All right, those are ten (or so) of my favorites, but can I throw in some bonus titles? It’s hard to narrow these down!
11. Norman the Doorman by Don Freeman
Norman is a mouse who works as a doorman at a museum, while trying to avoid the human security guards. His door is for other mice who want to visit the museum. When the museum holds an art contest, Norman decides to enter. His sculpture wins, but no one knows who entered that sculpture, because Norman tries so hard to stay out of sight. How he is discovered and what he chooses for his prize make a sweet ending to the book. And of course, look for other books by Don Freeman, as well. He wrote Corduroy, Pet of the Met, and Bearymore, to name just a few.
12. Pretzel by H. A. Rey
When most people hear “H. A. Rey,” they think of Curious George. Yes, that’s right, but H. A. Rey also wrote other books. Pretzel is one of my favorites.

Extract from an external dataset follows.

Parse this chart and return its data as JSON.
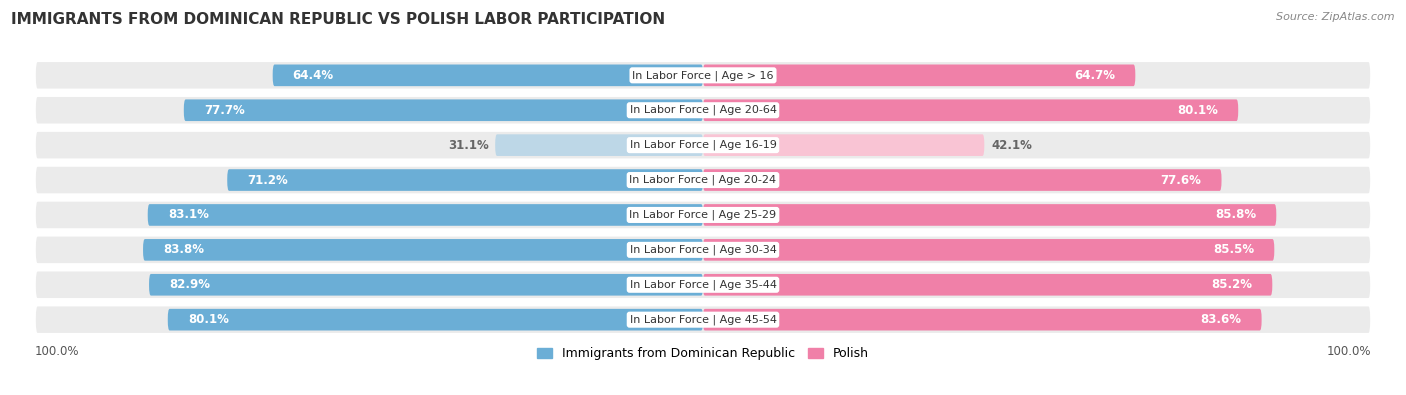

It’s all about a dachshund puppy who grows much longer than his brothers and sisters. He grows so long that he can form himself into a pretzel; thus, his name. When Pretzel sees Greta, a little girl dachshund, he is smitten and tries his best to win her heart. He gives her gifts and shows off his accomplishments, but Greta is not impressed. It is only when Greta gets into a distressful situation and Pretzel rescues her, that she agrees to marry him. But she makes it clear that her choice is not because of his looks or his gifts; it’s because of his character. And my favorite part is that the last page reads exactly the same as the first page, but in between you and your child have come full circle. You’ll see what I mean. A short, sweet story.
I mentioned that H. A. Rey also wrote the Curious George books. In case you’re wondering, my favorites are Curious George Takes a Job and Curious George Rides a Bike. There are lots more that look like they’re written by Rey; but if you look closer, you’ll find that they are only based on his character, Curious George. (Who was originally going to be named Curious Fi Fi, by the way. But that’s a whole other book.) Many of the Curious George books around today are written by other authors, and I don’t think they are nearly as good as the ones H. A. Rey wrote. Curious George Takes a Job and Curious George Rides a Bike have a certain quality that those newer knock-offs don’t have. See what you think.
13. Imogene’s Antlers by David Small
Here is the slam-bang finish—literally! Imogene wakes up one morning to find that she has grown antlers on her head. The book follows her through that day and demonstrates how the various members of her household react to her antlers. Now, let me say that in this book, the mother figure’s response is more for comic relief than for a good example; but the other adults take it all in stride, and I really enjoy this book. I’m not going to tell you how it ends. You’ve got to read it for yourself to truly appreciate the ending. Slam-bang finish, I promise.
All right, that is my list of top picks for picture books for ages 3 to 5. I know I mentioned more than ten, and I’m pretty sure there were more than twenty if you include the additional titles by some of the authors. Let’s see, twenty picture books—that should provide a few reading sessions and bedtime stories. Enjoy!